Monday, June 1, 2009

Script Bloat

The Problem

Rich client web applications tend use a lot of JavaScript. Not only do they rely on extensive libraries to support client side functionality, but in my opinion good modular code design tends to lead to lots of JavaScript files (especially since the Visual Studio JavaScript editor lacks code folding or regions and thus makes working with large files tiresome to say the least). Typically I find it easiest to place each client side class in a single file, much like we do with our server side code. Thus, for a typical page, consisting of a list, a filter, and one or two editor controls I might have the following script includes:
  • JSON library
  • jQuery / jQuery UI
  • Five or six standard jQuery plug-ins (blockui, timer, dimensions, hoverintent, flot, bgiframe, etc) to provide extended functionality beyond that of the base libraries)
  • Our own library of base controls that the domain specific controls inherit from to obtain our form, list, and filter functionality
  • A control for each editor and list on the page, with these controls often having sub controls
Looking over a sample page from a recent application, I found 18 scripts included! This can cause significant performance issue for client, especially those with more limited bandwidth, for two reasons:
  • Total script size: We are downloading source code, which can be quite large. Source code contains white space and comments, and is formatted to aid maintainability, not to produce svelte downloads.
  • Number of Requests: Since there may be dependencies between the scripts (almost everything we use has some dependency on jQuery for instance), browsers will only download and evaluate one script at a time. Given the overhead in fetching and evaluating each script, this time can add up.
There are several established techniques to address these issues:
  • Compression: Most moderns browsers support gzip compression. Using gzip can reduce the size of the scripts significantly.
  • Concatenation: By combining all of your scripts into a single file, the client only needs to make one request. Order is still important, so you need to concatenate the scripts in the correct order of their dependencies.
  • Remove whitespace: Tools like JSMIN and packer can remove whitespace and comments, greatly reducing the download size.
  • Caching: By enabling caching for libraries and other scripts that are unlikely to change frequently, the browser will only download the script file once.

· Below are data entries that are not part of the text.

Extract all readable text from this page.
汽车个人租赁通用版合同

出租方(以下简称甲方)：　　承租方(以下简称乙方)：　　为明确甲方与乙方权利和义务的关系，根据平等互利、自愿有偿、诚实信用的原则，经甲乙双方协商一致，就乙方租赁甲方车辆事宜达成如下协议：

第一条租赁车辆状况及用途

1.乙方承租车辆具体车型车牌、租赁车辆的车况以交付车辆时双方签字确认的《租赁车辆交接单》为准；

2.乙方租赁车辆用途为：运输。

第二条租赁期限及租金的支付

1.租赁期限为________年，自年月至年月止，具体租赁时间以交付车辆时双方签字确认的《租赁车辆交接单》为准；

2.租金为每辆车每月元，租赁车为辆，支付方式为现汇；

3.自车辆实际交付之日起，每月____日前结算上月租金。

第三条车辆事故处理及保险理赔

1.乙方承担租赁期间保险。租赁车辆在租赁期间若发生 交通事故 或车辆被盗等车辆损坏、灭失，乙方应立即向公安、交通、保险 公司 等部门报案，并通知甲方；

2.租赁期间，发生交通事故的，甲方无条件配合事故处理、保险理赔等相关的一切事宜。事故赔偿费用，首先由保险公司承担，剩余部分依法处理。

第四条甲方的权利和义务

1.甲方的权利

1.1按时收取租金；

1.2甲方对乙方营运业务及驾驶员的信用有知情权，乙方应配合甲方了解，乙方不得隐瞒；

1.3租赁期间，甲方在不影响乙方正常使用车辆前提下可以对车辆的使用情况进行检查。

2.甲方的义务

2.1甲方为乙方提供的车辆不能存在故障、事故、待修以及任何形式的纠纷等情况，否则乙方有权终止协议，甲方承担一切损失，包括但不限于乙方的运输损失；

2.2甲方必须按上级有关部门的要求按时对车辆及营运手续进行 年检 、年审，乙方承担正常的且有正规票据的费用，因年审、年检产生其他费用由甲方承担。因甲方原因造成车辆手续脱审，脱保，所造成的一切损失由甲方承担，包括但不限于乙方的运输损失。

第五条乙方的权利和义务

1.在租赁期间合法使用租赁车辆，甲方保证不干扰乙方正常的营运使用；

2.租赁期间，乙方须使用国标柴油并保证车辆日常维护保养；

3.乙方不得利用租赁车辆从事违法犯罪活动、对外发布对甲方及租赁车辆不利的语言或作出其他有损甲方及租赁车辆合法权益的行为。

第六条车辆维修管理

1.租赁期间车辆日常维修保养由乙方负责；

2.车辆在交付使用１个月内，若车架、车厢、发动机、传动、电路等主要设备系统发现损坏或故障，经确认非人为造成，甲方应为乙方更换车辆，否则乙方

While using these techniques can make an enormous difference to the end user, they can make life very hard on the developer. Compression and caching require you to configure and maintain settings in IIS which add additional deployment and maintenance concerns. And combining / minifying your scripts makes them very difficult to maintain. Imagine having all your developers work on a single, uncommented, non white space JavaScript file!

The Solution

The solution is to apply these techniques at run time, rather than at development or build time. There are a variety of implementations for various frameworks, but none quite suited my needs. Specifically, I wanted something that would:
  • Work with minimal IIS configuration and work in both IIS6 and IIS7
  • Allow for a "debug" mode that delivered readable scripts to aid in debugging
  • Require minimal configuration and ideally use a centralized configuration file
  • Be flexible enough to allow for varying cache intervals and to compensate for the fact that some library scripts I've used seem to dislike being minified
  • Work well with .NET, but not require the client side AJAX.NET libraries (no ScriptManager base implementations)
  • Be simple

Overview

My solution is based on a custom ASP.NET HttpHandler that allows web pages to include requests for scripts groups instead of just single scripts. The handler dynamically concatenates and minifies the script as well as emitting caching and gzip compression headers as appropriate.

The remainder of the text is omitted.